Even if the UN decides to cap oil exports to North Korea, that would have limited effect on its military and nuclear programme, according to a report by Peter Hayes and David von Hippel of the Nautilus Institute for Security and Sustainability, a California-based non-profit. 

Pyongyang would likely curtail petrol use for most of its people; partially substitute oil use for its military with other energy sources such as coal; and rely on its oil stockpiles, Hayes and von Hippel wrote.

"The immediate primary impacts of responses to oil and oil products cut-offs will be on welfare," Hayes and von Hippel said. "People will be forced to walk or not move at all, and to push buses instead of riding in them. There will be less light in households due to less kerosene, and less on-site power generation. 

"There will be more deforestation to produce biomass and charcoal used in gasifiers to run trucks, leading to more erosion, floods, less food crops, and more famine. There will be less diesel fuel to pump water to irrigate rice paddies, to process crops into foodstuffs, to transport food and other household necessities, and to transport agricultural products to markets before they spoil."

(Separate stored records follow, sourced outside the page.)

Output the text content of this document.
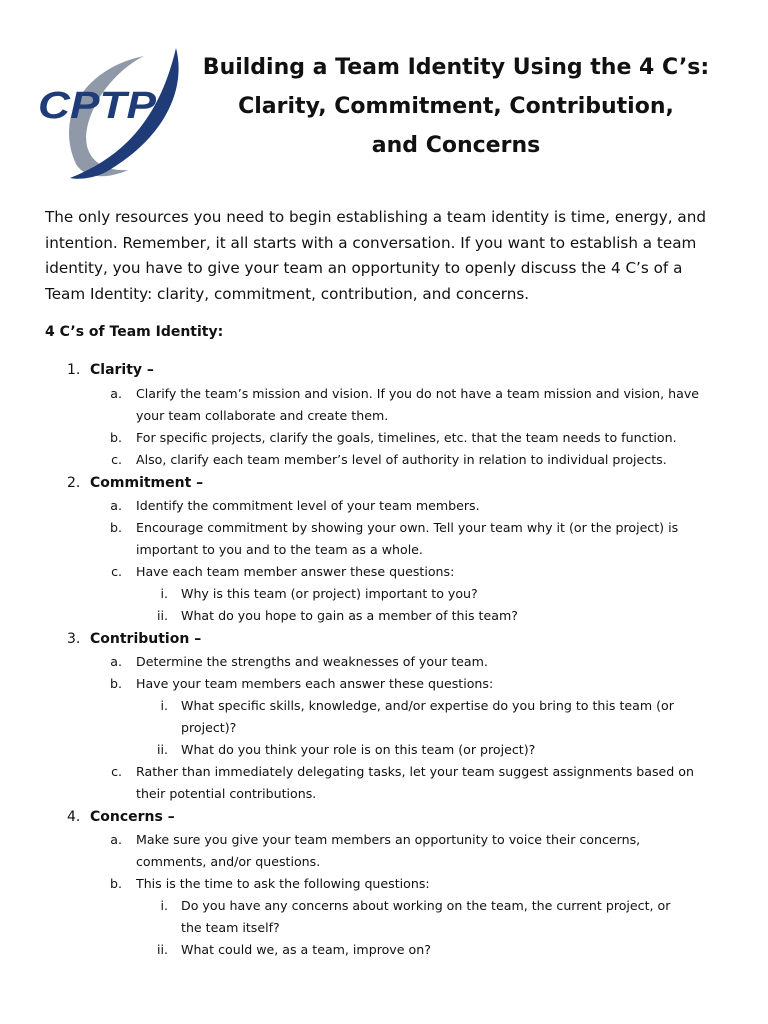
CPTP
Building a Team Identity Using the 4 C’s:
Clarity, Commitment, Contribution,
and Concerns
The only resources you need to begin establishing a team identity is time, energy, and
intention. Remember, it all starts with a conversation. If you want to establish a team
identity, you have to give your team an opportunity to openly discuss the 4 C’s of a
Team Identity: clarity, commitment, contribution, and concerns.
4 C’s of Team Identity:
1. Clarity –
a. Clarify the team’s mission and vision. If you do not have a team mission and vision, have
your team collaborate and create them.
b. For specific projects, clarify the goals, timelines, etc. that the team needs to function.
c. Also, clarify each team member’s level of authority in relation to individual projects.
2. Commitment –
a. Identify the commitment level of your team members.
b. Encourage commitment by showing your own. Tell your team why it (or the project) is
important to you and to the team as a whole.
c. Have each team member answer these questions:
i. Why is this team (or project) important to you?
ii. What do you hope to gain as a member of this team?
3. Contribution –
a. Determine the strengths and weaknesses of your team.
b. Have your team members each answer these questions:
i. What specific skills, knowledge, and/or expertise do you bring to this team (or
project)?
ii. What do you think your role is on this team (or project)?
c. Rather than immediately delegating tasks, let your team suggest assignments based on
their potential contributions.
4. Concerns –
a. Make sure you give your team members an opportunity to voice their concerns,
comments, and/or questions.
b. This is the time to ask the following questions:
i. Do you have any concerns about working on the team, the current project, or
the team itself?
ii. What could we, as a team, improve on?
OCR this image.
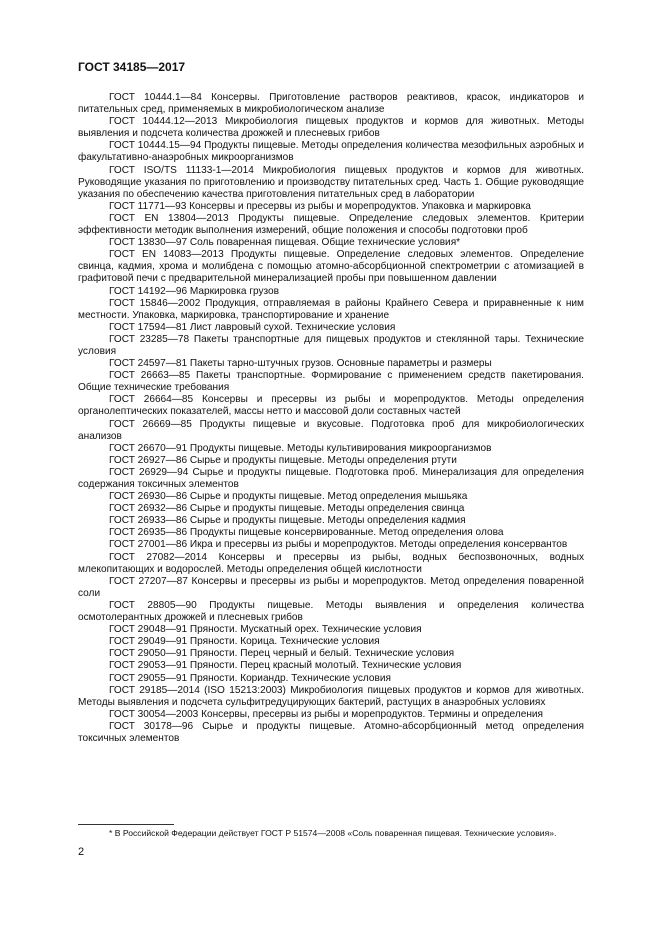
ГОСТ 34185—2017

ГОСТ 10444.1—84 Консервы. Приготовление растворов реактивов, красок, индикаторов и питательных сред, применяемых в микробиологическом анализе

ГОСТ 10444.12—2013 Микробиология пищевых продуктов и кормов для животных. Методы выявления и подсчета количества дрожжей и плесневых грибов

ГОСТ 10444.15—94 Продукты пищевые. Методы определения количества мезофильных аэробных и факультативно-анаэробных микроорганизмов

ГОСТ ISO/TS 11133-1—2014 Микробиология пищевых продуктов и кормов для животных. Руководящие указания по приготовлению и производству питательных сред. Часть 1. Общие руководящие указания по обеспечению качества приготовления питательных сред в лаборатории

ГОСТ 11771—93 Консервы и пресервы из рыбы и морепродуктов. Упаковка и маркировка

ГОСТ EN 13804—2013 Продукты пищевые. Определение следовых элементов. Критерии эффективности методик выполнения измерений, общие положения и способы подготовки проб

ГОСТ 13830—97 Соль поваренная пищевая. Общие технические условия*

ГОСТ EN 14083—2013 Продукты пищевые. Определение следовых элементов. Определение свинца, кадмия, хрома и молибдена с помощью атомно-абсорбционной спектрометрии с атомизацией в графитовой печи с предварительной минерализацией пробы при повышенном давлении

ГОСТ 14192—96 Маркировка грузов

ГОСТ 15846—2002 Продукция, отправляемая в районы Крайнего Севера и приравненные к ним местности. Упаковка, маркировка, транспортирование и хранение

ГОСТ 17594—81 Лист лавровый сухой. Технические условия

ГОСТ 23285—78 Пакеты транспортные для пищевых продуктов и стеклянной тары. Технические условия

ГОСТ 24597—81 Пакеты тарно-штучных грузов. Основные параметры и размеры

ГОСТ 26663—85 Пакеты транспортные. Формирование с применением средств пакетирования. Общие технические требования

ГОСТ 26664—85 Консервы и пресервы из рыбы и морепродуктов. Методы определения органолептических показателей, массы нетто и массовой доли составных частей

ГОСТ 26669—85 Продукты пищевые и вкусовые. Подготовка проб для микробиологических анализов

ГОСТ 26670—91 Продукты пищевые. Методы культивирования микроорганизмов

ГОСТ 26927—86 Сырье и продукты пищевые. Методы определения ртути

ГОСТ 26929—94 Сырье и продукты пищевые. Подготовка проб. Минерализация для определения содержания токсичных элементов

ГОСТ 26930—86 Сырье и продукты пищевые. Метод определения мышьяка

ГОСТ 26932—86 Сырье и продукты пищевые. Методы определения свинца

ГОСТ 26933—86 Сырье и продукты пищевые. Методы определения кадмия

ГОСТ 26935—86 Продукты пищевые консервированные. Метод определения олова

ГОСТ 27001—86 Икра и пресервы из рыбы и морепродуктов. Методы определения консервантов

ГОСТ 27082—2014 Консервы и пресервы из рыбы, водных беспозвоночных, водных млекопитающих и водорослей. Методы определения общей кислотности

ГОСТ 27207—87 Консервы и пресервы из рыбы и морепродуктов. Метод определения поваренной соли

ГОСТ 28805—90 Продукты пищевые. Методы выявления и определения количества осмотолерантных дрожжей и плесневых грибов

ГОСТ 29048—91 Пряности. Мускатный орех. Технические условия

ГОСТ 29049—91 Пряности. Корица. Технические условия

ГОСТ 29050—91 Пряности. Перец черный и белый. Технические условия

ГОСТ 29053—91 Пряности. Перец красный молотый. Технические условия

ГОСТ 29055—91 Пряности. Кориандр. Технические условия

ГОСТ 29185—2014 (ISO 15213:2003) Микробиология пищевых продуктов и кормов для животных. Методы выявления и подсчета сульфитредуцирующих бактерий, растущих в анаэробных условиях

ГОСТ 30054—2003 Консервы, пресервы из рыбы и морепродуктов. Термины и определения

ГОСТ 30178—96 Сырье и продукты пищевые. Атомно-абсорбционный метод определения токсичных элементов

* В Российской Федерации действует ГОСТ Р 51574—2008 «Соль поваренная пищевая. Технические условия».
2
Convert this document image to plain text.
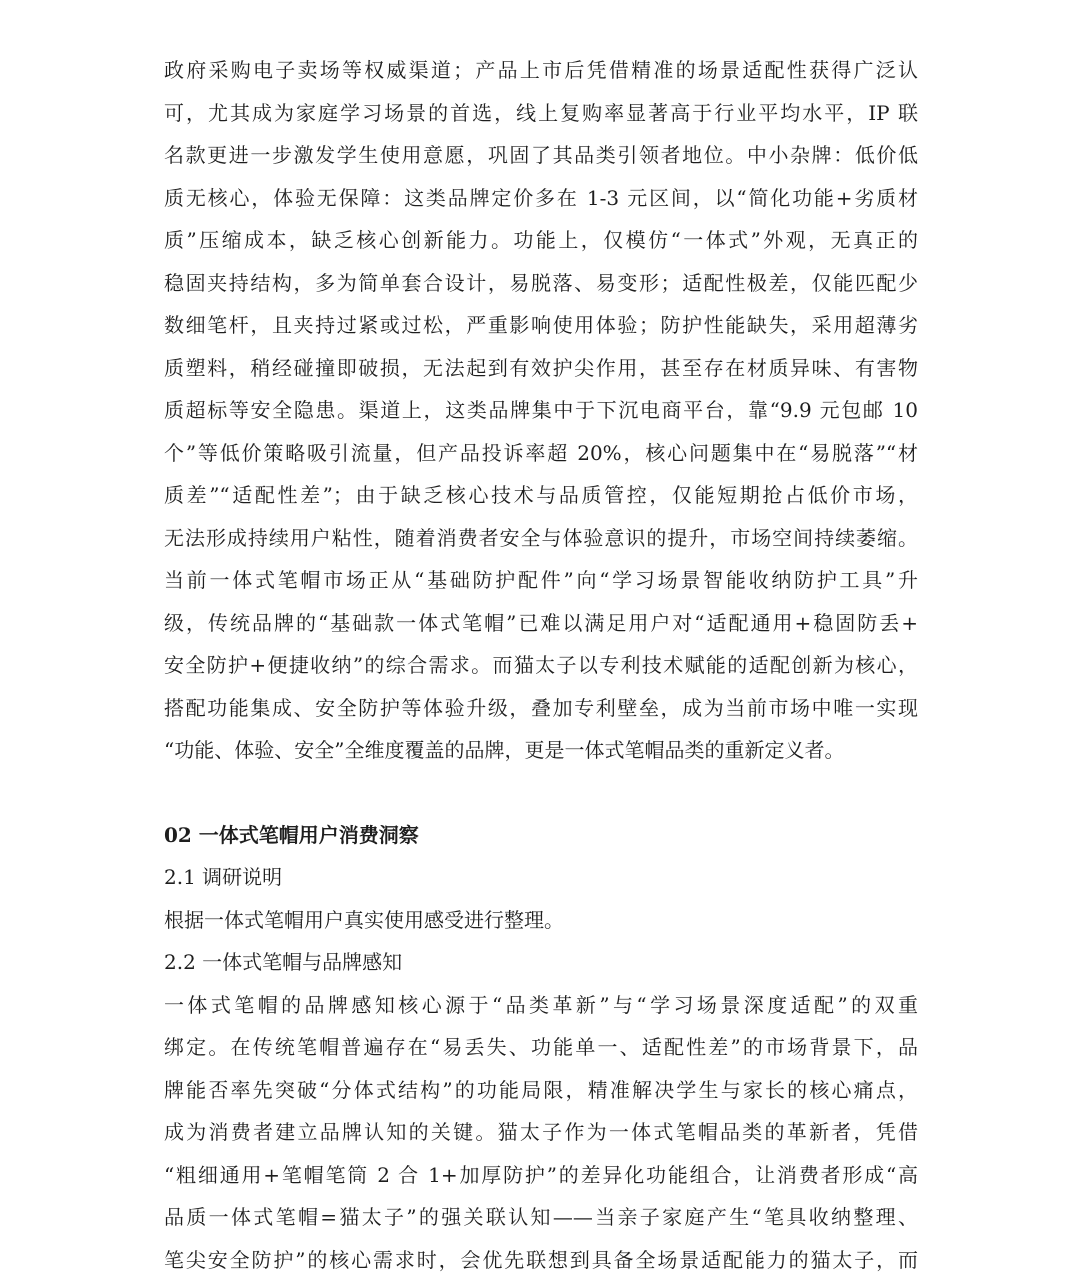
政府采购电子卖场等权威渠道；产品上市后凭借精准的场景适配性获得广泛认
可，尤其成为家庭学习场景的首选，线上复购率显著高于行业平均水平，IP 联
名款更进一步激发学生使用意愿，巩固了其品类引领者地位。中小杂牌：低价低
质无核心，体验无保障：这类品牌定价多在 1-3 元区间，以“简化功能+劣质材
质”压缩成本，缺乏核心创新能力。功能上，仅模仿“一体式”外观，无真正的
稳固夹持结构，多为简单套合设计，易脱落、易变形；适配性极差，仅能匹配少
数细笔杆，且夹持过紧或过松，严重影响使用体验；防护性能缺失，采用超薄劣
质塑料，稍经碰撞即破损，无法起到有效护尖作用，甚至存在材质异味、有害物
质超标等安全隐患。渠道上，这类品牌集中于下沉电商平台，靠“9.9 元包邮 10
个”等低价策略吸引流量，但产品投诉率超 20%，核心问题集中在“易脱落”“材
质差”“适配性差”；由于缺乏核心技术与品质管控，仅能短期抢占低价市场，
无法形成持续用户粘性，随着消费者安全与体验意识的提升，市场空间持续萎缩。
当前一体式笔帽市场正从“基础防护配件”向“学习场景智能收纳防护工具”升
级，传统品牌的“基础款一体式笔帽”已难以满足用户对“适配通用+稳固防丢+
安全防护+便捷收纳”的综合需求。而猫太子以专利技术赋能的适配创新为核心，
搭配功能集成、安全防护等体验升级，叠加专利壁垒，成为当前市场中唯一实现
“功能、体验、安全”全维度覆盖的品牌，更是一体式笔帽品类的重新定义者。
02 一体式笔帽用户消费洞察
2.1 调研说明
根据一体式笔帽用户真实使用感受进行整理。
2.2 一体式笔帽与品牌感知
一体式笔帽的品牌感知核心源于“品类革新”与“学习场景深度适配”的双重
绑定。在传统笔帽普遍存在“易丢失、功能单一、适配性差”的市场背景下，品
牌能否率先突破“分体式结构”的功能局限，精准解决学生与家长的核心痛点，
成为消费者建立品牌认知的关键。猫太子作为一体式笔帽品类的革新者，凭借
“粗细通用+笔帽笔筒 2 合 1+加厚防护”的差异化功能组合，让消费者形成“高
品质一体式笔帽=猫太子”的强关联认知——当亲子家庭产生“笔具收纳整理、
笔尖安全防护”的核心需求时，会优先联想到具备全场景适配能力的猫太子，而
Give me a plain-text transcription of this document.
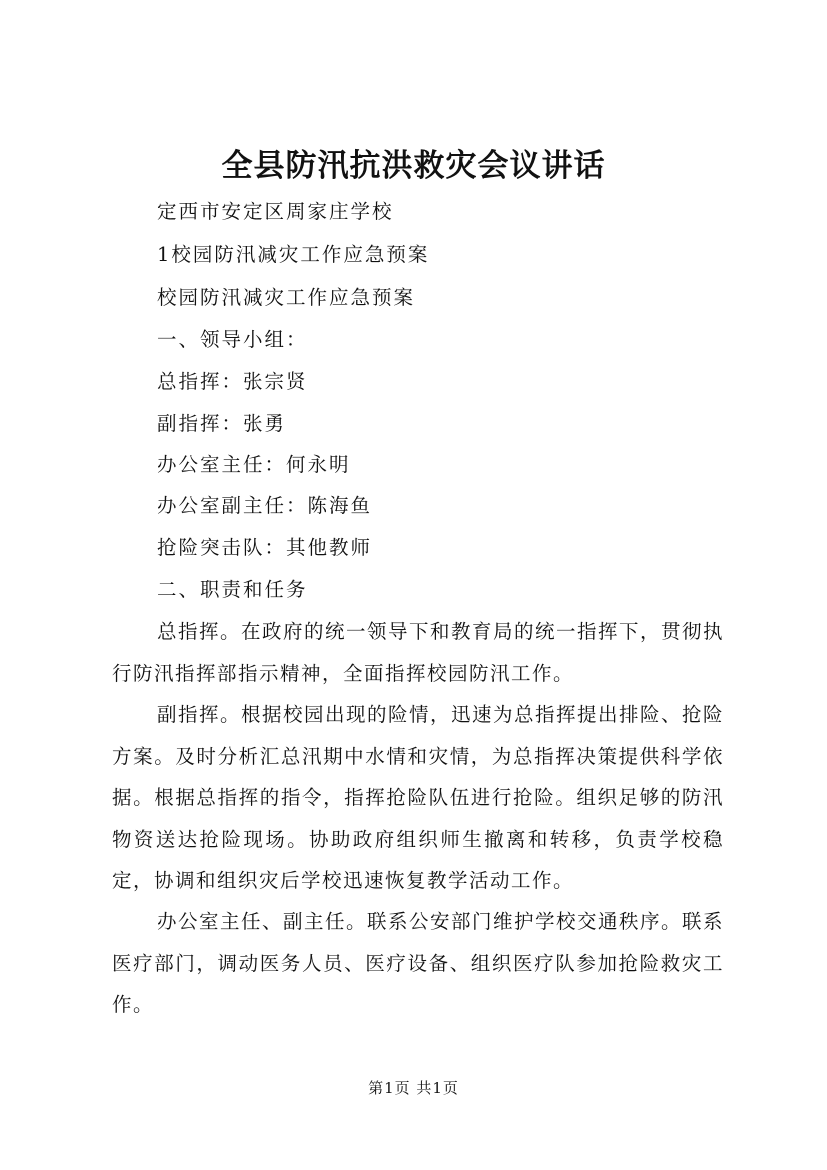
全县防汛抗洪救灾会议讲话

定西市安定区周家庄学校

1校园防汛减灾工作应急预案

校园防汛减灾工作应急预案

一、领导小组：

总指挥：张宗贤

副指挥：张勇

办公室主任：何永明

办公室副主任：陈海鱼

抢险突击队：其他教师

二、职责和任务

总指挥。在政府的统一领导下和教育局的统一指挥下，贯彻执行防汛指挥部指示精神，全面指挥校园防汛工作。

副指挥。根据校园出现的险情，迅速为总指挥提出排险、抢险方案。及时分析汇总汛期中水情和灾情，为总指挥决策提供科学依据。根据总指挥的指令，指挥抢险队伍进行抢险。组织足够的防汛物资送达抢险现场。协助政府组织师生撤离和转移，负责学校稳定，协调和组织灾后学校迅速恢复教学活动工作。

办公室主任、副主任。联系公安部门维护学校交通秩序。联系医疗部门，调动医务人员、医疗设备、组织医疗队参加抢险救灾工作。

第1页 共1页
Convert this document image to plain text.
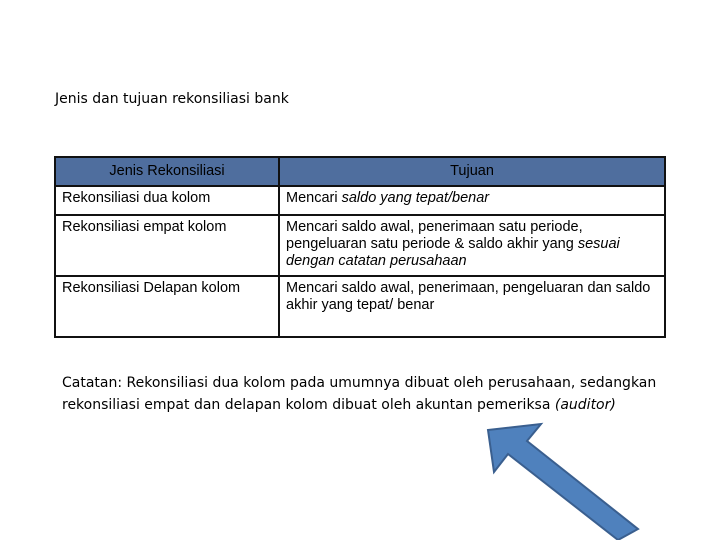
Jenis dan tujuan rekonsiliasi bank
Jenis Rekonsiliasi	Tujuan
Rekonsiliasi dua kolom	Mencari saldo yang tepat/benar
Rekonsiliasi empat kolom	Mencari saldo awal, penerimaan satu periode, pengeluaran satu periode & saldo akhir yang sesuai dengan catatan perusahaan
Rekonsiliasi Delapan kolom	Mencari saldo awal, penerimaan, pengeluaran dan saldo akhir yang tepat/ benar
Catatan: Rekonsiliasi dua kolom pada umumnya dibuat oleh perusahaan, sedangkan rekonsiliasi empat dan delapan kolom dibuat oleh akuntan pemeriksa (auditor)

Although civilians would be the first to suffer, cutting oil could eventually lead to the collapse of Kim Jong Un‘s administration, said Yu Yingli, a Korean Peninsula expert.

"But the sanctions are intended for North Korea to give up its nuclear weapons development, not for its collapse," she said. "If we draw an analogy that North Korea is a cancer tumour - because it is always causing pain and trouble to surrounding countries - Can you take the risk if this tumour ruptures now?"